The other film tells the sad story of a husband dutifully supporting his wife on a not-so-fun fun run. It’s fairly amusing and puts two fingers up at all those marketers who say never dramatise the negative. But the question is: are these ads guilty of being sexist?


Sean Chambers

Executive creative director, Jam

If there’s one thing I hate, it’s committing an opinion to paper. Things change so fast that whatever you say today will be outdated tomorrow. Today’s news – tomorrow’s fish paper, and all that. And, of course, anything I slag off is bound to clean up at Cannes.
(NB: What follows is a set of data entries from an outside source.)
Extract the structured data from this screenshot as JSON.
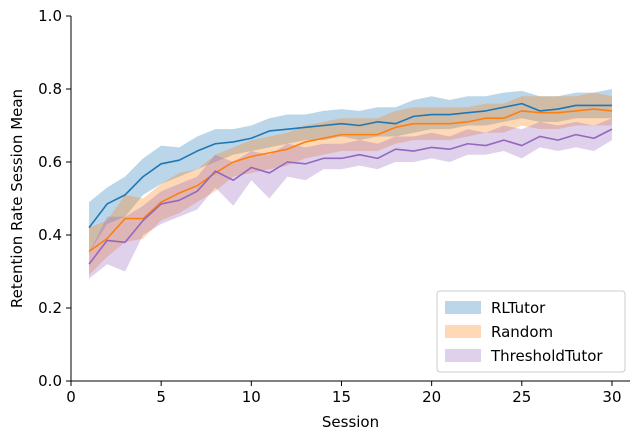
{
  "chart_data": {
    "type": "line",
    "xlabel": "Session",
    "ylabel": "Retention Rate Session Mean",
    "xlim": [
      0,
      31
    ],
    "ylim": [
      0.0,
      1.0
    ],
    "xticks": [
      0,
      5,
      10,
      15,
      20,
      25,
      30
    ],
    "yticks": [
      0.0,
      0.2,
      0.4,
      0.6,
      0.8,
      1.0
    ],
    "xtick_labels": [
      "0",
      "5",
      "10",
      "15",
      "20",
      "25",
      "30"
    ],
    "ytick_labels": [
      "0.0",
      "0.2",
      "0.4",
      "0.6",
      "0.8",
      "1.0"
    ],
    "grid": false,
    "legend_position": "lower-right",
    "x": [
      1,
      2,
      3,
      4,
      5,
      6,
      7,
      8,
      9,
      10,
      11,
      12,
      13,
      14,
      15,
      16,
      17,
      18,
      19,
      20,
      21,
      22,
      23,
      24,
      25,
      26,
      27,
      28,
      29,
      30
    ],
    "series": [
      {
        "name": "RLTutor",
        "color": "#1f77b4",
        "band_color": "#1f77b4",
        "values": [
          0.42,
          0.485,
          0.51,
          0.56,
          0.595,
          0.605,
          0.63,
          0.65,
          0.655,
          0.665,
          0.685,
          0.69,
          0.695,
          0.7,
          0.705,
          0.7,
          0.71,
          0.705,
          0.725,
          0.73,
          0.73,
          0.735,
          0.74,
          0.75,
          0.76,
          0.74,
          0.745,
          0.755,
          0.755,
          0.755
        ],
        "lower": [
          0.35,
          0.43,
          0.45,
          0.51,
          0.54,
          0.56,
          0.58,
          0.6,
          0.62,
          0.63,
          0.64,
          0.65,
          0.66,
          0.66,
          0.67,
          0.66,
          0.67,
          0.67,
          0.68,
          0.69,
          0.69,
          0.7,
          0.7,
          0.71,
          0.72,
          0.71,
          0.71,
          0.72,
          0.72,
          0.72
        ],
        "upper": [
          0.49,
          0.53,
          0.56,
          0.61,
          0.645,
          0.64,
          0.67,
          0.69,
          0.69,
          0.7,
          0.72,
          0.73,
          0.73,
          0.74,
          0.745,
          0.74,
          0.75,
          0.75,
          0.77,
          0.78,
          0.77,
          0.78,
          0.78,
          0.79,
          0.795,
          0.78,
          0.78,
          0.79,
          0.79,
          0.8
        ]
      },
      {
        "name": "Random",
        "color": "#ff7f0e",
        "band_color": "#ff7f0e",
        "values": [
          0.355,
          0.39,
          0.445,
          0.445,
          0.49,
          0.515,
          0.535,
          0.57,
          0.6,
          0.615,
          0.625,
          0.635,
          0.655,
          0.665,
          0.675,
          0.675,
          0.675,
          0.695,
          0.705,
          0.705,
          0.705,
          0.71,
          0.72,
          0.72,
          0.74,
          0.735,
          0.735,
          0.74,
          0.745,
          0.74
        ],
        "lower": [
          0.29,
          0.34,
          0.38,
          0.39,
          0.44,
          0.46,
          0.49,
          0.52,
          0.56,
          0.57,
          0.58,
          0.59,
          0.61,
          0.62,
          0.63,
          0.63,
          0.63,
          0.65,
          0.66,
          0.66,
          0.66,
          0.67,
          0.68,
          0.68,
          0.7,
          0.69,
          0.69,
          0.7,
          0.7,
          0.7
        ],
        "upper": [
          0.42,
          0.44,
          0.51,
          0.5,
          0.54,
          0.57,
          0.58,
          0.62,
          0.64,
          0.66,
          0.67,
          0.68,
          0.7,
          0.71,
          0.72,
          0.72,
          0.72,
          0.74,
          0.75,
          0.75,
          0.75,
          0.75,
          0.76,
          0.76,
          0.78,
          0.78,
          0.78,
          0.78,
          0.79,
          0.78
        ]
      },
      {
        "name": "ThresholdTutor",
        "color": "#9467bd",
        "band_color": "#9467bd",
        "values": [
          0.32,
          0.385,
          0.38,
          0.44,
          0.485,
          0.495,
          0.52,
          0.575,
          0.55,
          0.585,
          0.57,
          0.6,
          0.595,
          0.61,
          0.61,
          0.62,
          0.61,
          0.635,
          0.63,
          0.64,
          0.635,
          0.65,
          0.645,
          0.66,
          0.645,
          0.67,
          0.66,
          0.675,
          0.665,
          0.69
        ],
        "lower": [
          0.28,
          0.32,
          0.3,
          0.4,
          0.43,
          0.45,
          0.47,
          0.53,
          0.48,
          0.55,
          0.5,
          0.56,
          0.55,
          0.58,
          0.58,
          0.59,
          0.58,
          0.6,
          0.6,
          0.61,
          0.6,
          0.62,
          0.62,
          0.63,
          0.61,
          0.64,
          0.63,
          0.64,
          0.63,
          0.66
        ],
        "upper": [
          0.35,
          0.45,
          0.45,
          0.48,
          0.52,
          0.54,
          0.56,
          0.62,
          0.6,
          0.63,
          0.62,
          0.65,
          0.64,
          0.65,
          0.65,
          0.66,
          0.65,
          0.67,
          0.67,
          0.68,
          0.67,
          0.69,
          0.68,
          0.7,
          0.69,
          0.71,
          0.7,
          0.71,
          0.7,
          0.72
        ]
      }
    ]
  }
}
So, taking inspiration from the general election, I’ve decided to write this piece like a political manifesto: staying firmly on the fence with words that make me seem right whatever the outcome.

My dad is Irish, which, for the non-mathematicians out there, makes me half-Irish. My Irish half isn’t that keen on the Paddy Power ad. Using the IRA slogan and balaclavas seems a bit of a cheap shot at Republicanism. My other half is English and doesn’t care. We all know Paddy Power likes to cause mischief and tries to get a reaction. Shockvertising works, I suppose, (although the most shocking thing about this ad is the low odds on a "yes" vote).

I used to be a person who bought The Guardian in post-tree format. Every weekend, I’d trot out to the newsagent, buy the paper, take it home, put it on the table and leave it there all week while I read the online version. It seems to me that the paper faces a massive shift in its business, which isn’t going to be addressed by poking gentle fun at the type of long-suffering husbands who seem to have come straight from a 70s sitcom. On the other hand, they are well-written with a simple insight that is funny and relatable. And if you are the kind of sap who needs someone to tell you what to do at the weekend, it may as well be The Guardian.

A great emotional ad for the British Red Cross that pulls at the heartstrings very effectively. However, it’s a very strange ad for Mumsnet that left me more confused than usual.

In the first few seconds of the Skyr ad, I was reminded of the brilliant Berlitz ad where the German coastguard says: "What are you sinking about?" A few seconds later, I was reminded of the original Collett Dickenson Pearce Hovis ad. Both are great examples of brand advertising on TV, and this ad follows that tradition well. It’s nicely executed and humorous. Warm, despite its cold location.

At this point in the view, though, I was beginning to despair. Where is all the great digital work? Everything so far had been TV or print. Be careful what you wish for.

Skip is the kind of digital advertising that I hoped agencies would have stopped making by now. It’s interactive because it can be, not because it needs to be. Why would anyone looking for a detergent want or need to use an interactive ad where women are dancing in different outfits? Why would you need the dancers to change outfits? Why would the users only be washing young women’s clothes? Where are the men or the children?

On the other hand, it’s very slickly executed, looks absolutely fantastic and is sure to clean up at the awards. Bravo!